Without cereal, Post Consumer Brands wouldn't exist.
Of the nation's three dominant cereal manufacturers, the Lakeville-based maker of Fruity Pebbles and Honeycomb is the only one that exclusively sells bowl-ready breakfast food. As the company looks back on 100 years of its Malt-O-Meal business and 125 years for its Post-branded cereals, a new chief executive is looking into a future rife with challenges to its bedrock food.
Cereal remains the No. 1 breakfast food, but consumption has been in gradual decline for several years. It's losing ground to eggs, fruit and breakfast sandwiches as consumers are increasingly trying to reduce sugar in their diet and incorporate healthful, on-the-go and satiating morning meals.

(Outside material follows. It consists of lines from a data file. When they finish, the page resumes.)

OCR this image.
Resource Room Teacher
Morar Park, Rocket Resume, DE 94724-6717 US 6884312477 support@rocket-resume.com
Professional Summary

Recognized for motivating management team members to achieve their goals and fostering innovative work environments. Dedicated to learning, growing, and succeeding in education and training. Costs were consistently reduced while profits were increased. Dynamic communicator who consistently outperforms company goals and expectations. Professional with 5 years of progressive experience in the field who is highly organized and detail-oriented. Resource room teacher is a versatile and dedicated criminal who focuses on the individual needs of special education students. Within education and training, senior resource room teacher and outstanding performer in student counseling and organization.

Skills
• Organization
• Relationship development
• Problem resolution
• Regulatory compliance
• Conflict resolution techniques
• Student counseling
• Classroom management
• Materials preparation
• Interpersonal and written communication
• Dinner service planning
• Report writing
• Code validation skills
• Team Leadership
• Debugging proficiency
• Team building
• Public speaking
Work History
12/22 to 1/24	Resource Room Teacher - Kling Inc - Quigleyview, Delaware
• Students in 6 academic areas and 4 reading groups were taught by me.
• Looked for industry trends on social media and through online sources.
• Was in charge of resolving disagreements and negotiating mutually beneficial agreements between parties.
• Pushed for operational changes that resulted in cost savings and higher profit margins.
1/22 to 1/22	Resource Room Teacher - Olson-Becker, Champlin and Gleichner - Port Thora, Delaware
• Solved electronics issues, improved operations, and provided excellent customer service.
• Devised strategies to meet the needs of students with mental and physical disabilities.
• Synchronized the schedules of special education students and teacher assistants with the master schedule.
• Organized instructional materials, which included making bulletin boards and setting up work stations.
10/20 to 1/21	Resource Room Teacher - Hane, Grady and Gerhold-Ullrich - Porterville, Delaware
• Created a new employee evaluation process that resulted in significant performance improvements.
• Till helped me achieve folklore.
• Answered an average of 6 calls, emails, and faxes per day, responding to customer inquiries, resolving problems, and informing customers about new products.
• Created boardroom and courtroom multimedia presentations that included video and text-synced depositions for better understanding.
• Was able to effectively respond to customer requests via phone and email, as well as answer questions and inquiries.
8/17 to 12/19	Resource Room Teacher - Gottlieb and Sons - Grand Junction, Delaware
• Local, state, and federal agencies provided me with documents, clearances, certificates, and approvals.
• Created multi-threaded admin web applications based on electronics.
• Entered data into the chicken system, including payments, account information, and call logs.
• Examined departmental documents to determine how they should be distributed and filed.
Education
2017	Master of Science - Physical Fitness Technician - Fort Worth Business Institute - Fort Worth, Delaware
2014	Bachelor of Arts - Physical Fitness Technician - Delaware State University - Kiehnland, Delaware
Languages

Last year, Post hired a new CEO, Howard Friedman, who previously played a key role in the integration of Kraft and Heinz in 2015 and says "the death of cereal" is overstated.
"All the changes happening across so many dimensions simultaneously is causing everyone to scratch their heads a bit. I think that's true for us and for the entire industry," Friedman said.
Post Consumer Brands was created in 2015 when St. Louis-based Post Holdings bought Northfield-based MOM Brands, best known for making the large bagged Malt-O-Meal cereals, and merged it with its Post Foods subsidiary. The parent company consolidated its cereal business at a new headquarters in Lakeville, making it the third-largest cereal company in the U.S. behind Golden Valley-based General Mills and Michigan-based Kellogg Co.
Those three companies control 80% of all cereal sold in the United States.
Post sold $1.8 billion worth of cereal last year, a 1% increase when excluding newly acquired brands that can artificially inflate growth rates. Despite consumers moving toward less sugar and better-for-you options, it was the sugary breakfast cereals that saved the day.